As part of the fallout from their country’s bailout by stronger European economies, Greeks will have to delay retirement by a couple of years.
To prevent Greece’s state pension system from collapse, the Greek government yesterday proposed legislation to cut benefits, introduce penalties for early retirement, raise the retirement age, and change the formula for calculation pensions, IPE.com reported.
The bill will go to the Greek parliament later this week and could be adopted into legislation by mid-June. The country’s pension gap is €4bn for 2010, while its budget deficit is 13.7% of GDP, or more than four times higher than eurozone rules allow.
The reforms raise the effective retirement age to 63½, from 61½. The statutory retirement ages in Greece are currently 65 years and 60 for women working in the public sector.
Today, the police, harbor workers, security services and journalists for the state TV and radio can retire in their 50s, because they are entitled to a pension after 35 years of social security contributions.
Starting in 2013, these privileges will be abolished. An employee will have to work at least 37 years to qualify for a full pension and there will be strong incentives to work for 40 years.
From 2018, a basic pension of €360 a month for everybody will be instituted. Pension for all retirees will drop up to 15%, in both the public and private sectors.

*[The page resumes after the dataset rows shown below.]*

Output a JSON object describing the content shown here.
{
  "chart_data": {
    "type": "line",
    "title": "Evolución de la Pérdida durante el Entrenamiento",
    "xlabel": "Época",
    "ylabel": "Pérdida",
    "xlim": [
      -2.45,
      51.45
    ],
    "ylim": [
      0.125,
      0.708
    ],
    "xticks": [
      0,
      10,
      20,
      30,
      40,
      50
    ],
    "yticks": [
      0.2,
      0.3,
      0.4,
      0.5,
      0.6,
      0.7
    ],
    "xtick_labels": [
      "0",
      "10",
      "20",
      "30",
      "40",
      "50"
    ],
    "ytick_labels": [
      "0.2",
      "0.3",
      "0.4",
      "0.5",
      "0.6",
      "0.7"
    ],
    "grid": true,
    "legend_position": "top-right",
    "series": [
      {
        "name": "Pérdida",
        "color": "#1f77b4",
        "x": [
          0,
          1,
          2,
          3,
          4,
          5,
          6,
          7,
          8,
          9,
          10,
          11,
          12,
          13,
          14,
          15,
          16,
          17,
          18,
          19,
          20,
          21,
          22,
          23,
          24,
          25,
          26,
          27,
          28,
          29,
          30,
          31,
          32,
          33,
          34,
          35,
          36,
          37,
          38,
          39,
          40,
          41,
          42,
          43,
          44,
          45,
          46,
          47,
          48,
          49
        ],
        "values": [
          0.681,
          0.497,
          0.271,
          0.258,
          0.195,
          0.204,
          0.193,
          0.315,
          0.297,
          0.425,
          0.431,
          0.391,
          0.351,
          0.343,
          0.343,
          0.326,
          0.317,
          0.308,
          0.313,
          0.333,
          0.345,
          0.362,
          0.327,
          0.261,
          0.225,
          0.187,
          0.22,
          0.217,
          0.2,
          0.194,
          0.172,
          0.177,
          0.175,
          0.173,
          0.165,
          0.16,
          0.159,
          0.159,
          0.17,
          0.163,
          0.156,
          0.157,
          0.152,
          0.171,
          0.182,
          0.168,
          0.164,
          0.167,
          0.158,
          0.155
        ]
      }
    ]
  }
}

Retirees will receive 12, not 14, payments per year, as Easter, Christmas and summer bonuses will be replaced by low flat-rate payments.
Retirees will also lose 6% of their pension for every year of early retirement they take. Final pensions will replace no more than 65% of the pensioner’s monthly salary when in working life, down from the current 70%.
Dr Jens Bastian, researcher at Hellenic Foundation for European & Foreign Policy (ELIAMEP), said Greece had too many early retirees.
“Especially in the public sector, some professions can retire only after 35 years. Many of these retirees continue to work after their retirement, and often their employment is unrecorded, so they get a generous pension and block entry to young people to the work market,” he said.
According to Bastian, the current unrest reflected a conflict between generations. “However, the government has now adopted a crystal clear policy it does not support early retirement,” he added.